The album starts with “Sugar Sweat;” Kenney’s vocals are soft and most delicate while the instruments and melody glimmer in the background. “Picture of You” has a certain melancholy to it that would make it perfect to listen to while lying in bed and thinking about better days. The next song, “Jenny,” starts more pop-like. The lyrics about insecurity and Kenney’s signature vocals mix well with the slightly relaxed sound. With this song, the listener can feel that this album was recorded in Oakland and San Francisco because it has a certain kind of creativity that is typical for the West Coast.
“Tell You Everything” features the saxophone and background vocals of Andy Stack (Wye Oak), as well as vocals from Stephen Steinbrink. The song is rather slow and deep, but can, unfortunately, quickly become background noise. “Sucker” features the iconic voice of Lambchop’s Kurt Wagner. Both voices, Kenney’s super-feminine and Kurt’s super manly voice, are working together in perfect harmony, making the song a standout on the album. Like “Sucker,” “Double Hearted” was released early by Kenney, which is a smart move because both songs are the highlights of Sucker’s Lunch. The song contains great lyrics and a unique sound.

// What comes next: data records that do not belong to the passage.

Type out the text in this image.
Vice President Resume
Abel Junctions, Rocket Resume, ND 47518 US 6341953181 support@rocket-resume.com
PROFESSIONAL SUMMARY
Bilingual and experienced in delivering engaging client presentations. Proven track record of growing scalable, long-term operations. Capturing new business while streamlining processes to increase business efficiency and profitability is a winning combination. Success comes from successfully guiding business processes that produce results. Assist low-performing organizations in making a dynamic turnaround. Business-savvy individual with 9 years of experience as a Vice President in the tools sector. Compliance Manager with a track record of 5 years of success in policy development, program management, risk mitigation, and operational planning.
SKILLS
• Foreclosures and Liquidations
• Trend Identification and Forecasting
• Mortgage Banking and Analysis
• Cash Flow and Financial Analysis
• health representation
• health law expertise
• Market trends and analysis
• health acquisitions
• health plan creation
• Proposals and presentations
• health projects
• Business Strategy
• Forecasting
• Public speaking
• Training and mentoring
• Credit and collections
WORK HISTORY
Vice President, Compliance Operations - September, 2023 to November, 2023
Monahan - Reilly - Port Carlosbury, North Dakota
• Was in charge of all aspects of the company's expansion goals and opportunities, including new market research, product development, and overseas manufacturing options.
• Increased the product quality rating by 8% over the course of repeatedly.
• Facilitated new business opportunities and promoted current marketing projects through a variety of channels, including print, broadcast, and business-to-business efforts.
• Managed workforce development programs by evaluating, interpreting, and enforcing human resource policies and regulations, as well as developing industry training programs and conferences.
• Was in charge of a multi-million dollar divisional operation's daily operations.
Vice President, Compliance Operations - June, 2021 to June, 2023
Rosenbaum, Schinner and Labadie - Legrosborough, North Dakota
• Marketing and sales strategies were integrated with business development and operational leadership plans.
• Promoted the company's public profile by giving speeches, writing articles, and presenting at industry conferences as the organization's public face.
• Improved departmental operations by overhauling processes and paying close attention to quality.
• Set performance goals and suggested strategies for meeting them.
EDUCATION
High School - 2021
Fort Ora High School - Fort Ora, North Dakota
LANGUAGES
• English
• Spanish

“Cut the Real” starts slow and quiet; Kenney’s vocals are the dominating part, but the instrumental part gives the song feeling—sad and seemingly longing for something with a touch of helpless. “Be That Man” feels like a western in the beginning, and Kenney’s vocal mixed with lyrics give a certain kind of numbness to the song, but not in a wrong way, just a feeling that most people experienced themselves. Yet, Kenney has a surprise up her sleeves. The song continues being more positive-sounding, hopeful and then drifting back into a darker place.
The lyrics stay dark with “White Window Light,” and Kenney uses elements of spoken word, highlighting the critical verses in the song. The song has many highlights, different instruments and a whole vocal ensemble—another standout song. The album ends on a sweet note with “Sweet Coffee.” Well, the song is not a sweet pop song, it’s Kenney’s voice supported by only a few instruments, a rather dark and sad song. Perfect for a lonely night at home.
Sucker’s Lunch has a couple of highlights, and it’s masterfully produced. Kenney’s voice always has a kind of melancholy that is highlighted throughout the album. It might be less rock-influenced than Night Night at The First Landing, but people who enjoyed Perfect Shape will certainly love Sucker’s Lunch.